Florence Macarthy: An Irish Tale. Lady Morgan. 1818.
Upon finishing this book, Maria Edgeworth, in a letter to Mrs. Frances Edgeworth on 28 January 1819, wrote: "My general feelings in closing this book are shame and disgust, and the wish never more to be classed with novel writers when the highest talents in the land have been so disgraced. Oh that I could prevent people from ever naming me along with hereither for praise or for blame. Comparisons are indeed odious. God forbid, as my dear father said, I should ever be such a thing as that. It was for want of such a father she has come to this" (Maria Edgeworth: Letters from England 18131844, ed. by Christina Colvin [Oxford: Clarendon Press, 1971], pp. 16667). A Gothic novel about Ireland , similar in plot structure to Glenarvon in that both the hero (Fitzwalter) and the heroine (Florence Macarthy) remain concealed and mysterious until the fourth volume. One of four novels Lady Morgan wrote about Ireland and the insistence on heroic valor and liberation. Byron appears in the novel as Mr. De Vere.
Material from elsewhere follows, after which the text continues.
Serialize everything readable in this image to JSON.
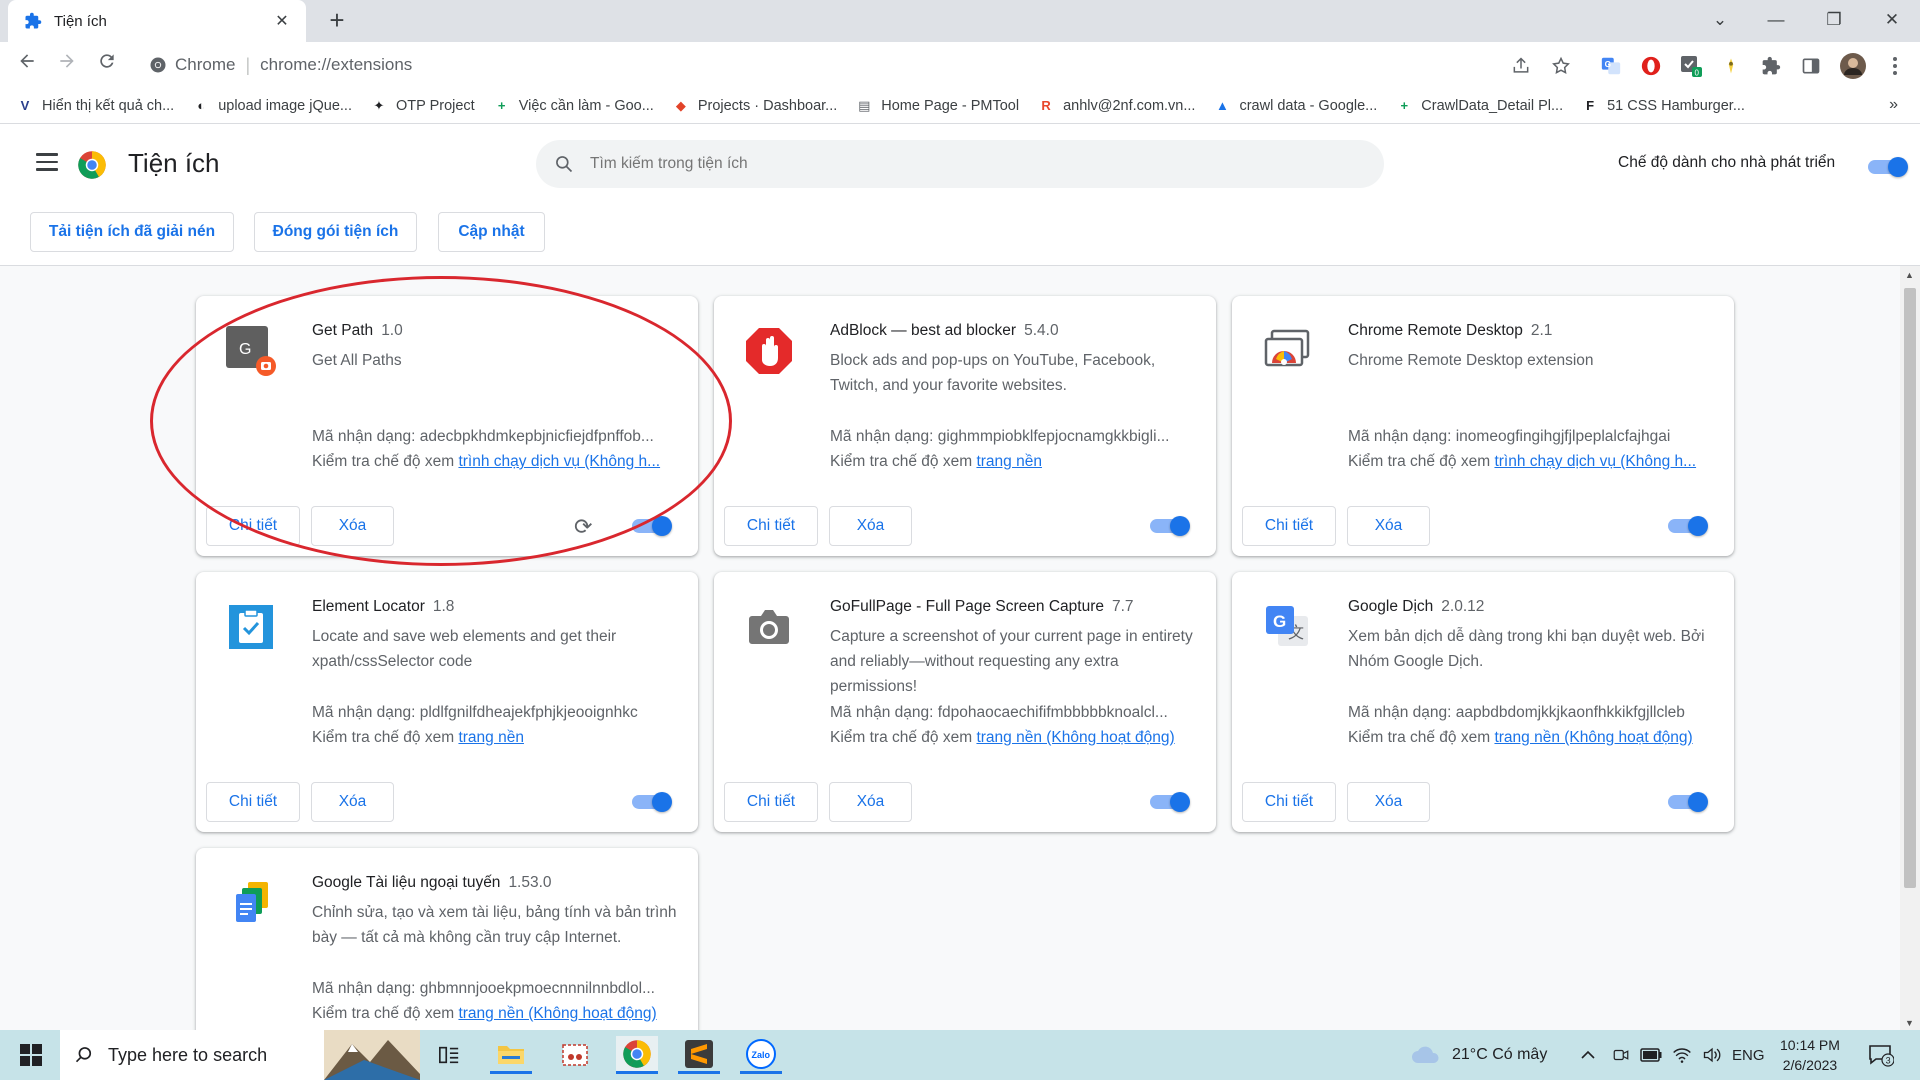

The Vampyre. John Polidori. 1819.
Most editions begin with a letter to the Editor, presumably from Polidori, about the infamous meetings in Geneva of Byron, Shelley, Mary Shelley, Claire Clairmont, and Polidori, and the writing of ghost stories. Byron as Lord Ruthven, an allusion to Lamb's Glenarvon, is a suave, awe-inspiring Lothario. Polidori as an orphaned Aubrey, retains a beloved sister and great wealth. Ruthven and Aubrey travel together until Aubrey's guardians prevail upon him to disengage himself from Ruthven, which he does. Alone, Aubrey travels to Greece where he meets a young girl named Ianthe. Aubrey goes out on an excursion, gets caught by a storm and has to return through the infamous woods in the dark. Unknown forces attack him, but the villagers save him at the last minute. Ianthe, however, loses her life to "a vampyre." Aubrey becomes feverish and is attended by Lord Ruthven, who miraculously finds him in the village. They again travel together through Greece. Suddenly, bandits mortally wound Ruthven during a gun battle. While dying, he extracts from Aubrey a promise not to tell of his crimes or his death for one year and one day in England. The same bandits who shot him now take the body to the summit to bathe it in the first cold rays of the moon. His body cannot be found the next day. When Aubrey gets back to England, Ruthven is there, courting his sister. Aubrey realizes that he cannot, even though he tries, break his oath. Aubrey gets sick and stays sick for months. Finally, the year ends but his sister marries and is found dead while Ruthven disappears once again. The somewhat predictable plot includes unsurprising narrative twists. Polidori used Byron's unpublished fragment and expanded upon it. The public considered this tale to have been written by Byron, and his name even appeared upon the original cover as the author. An interesting connection exists between the main character and Lord Grey de Ruthyn, Byron's childhood friend and later
enemy.
Julian and Maddalo. Percy Bysshe Shelley. 1819.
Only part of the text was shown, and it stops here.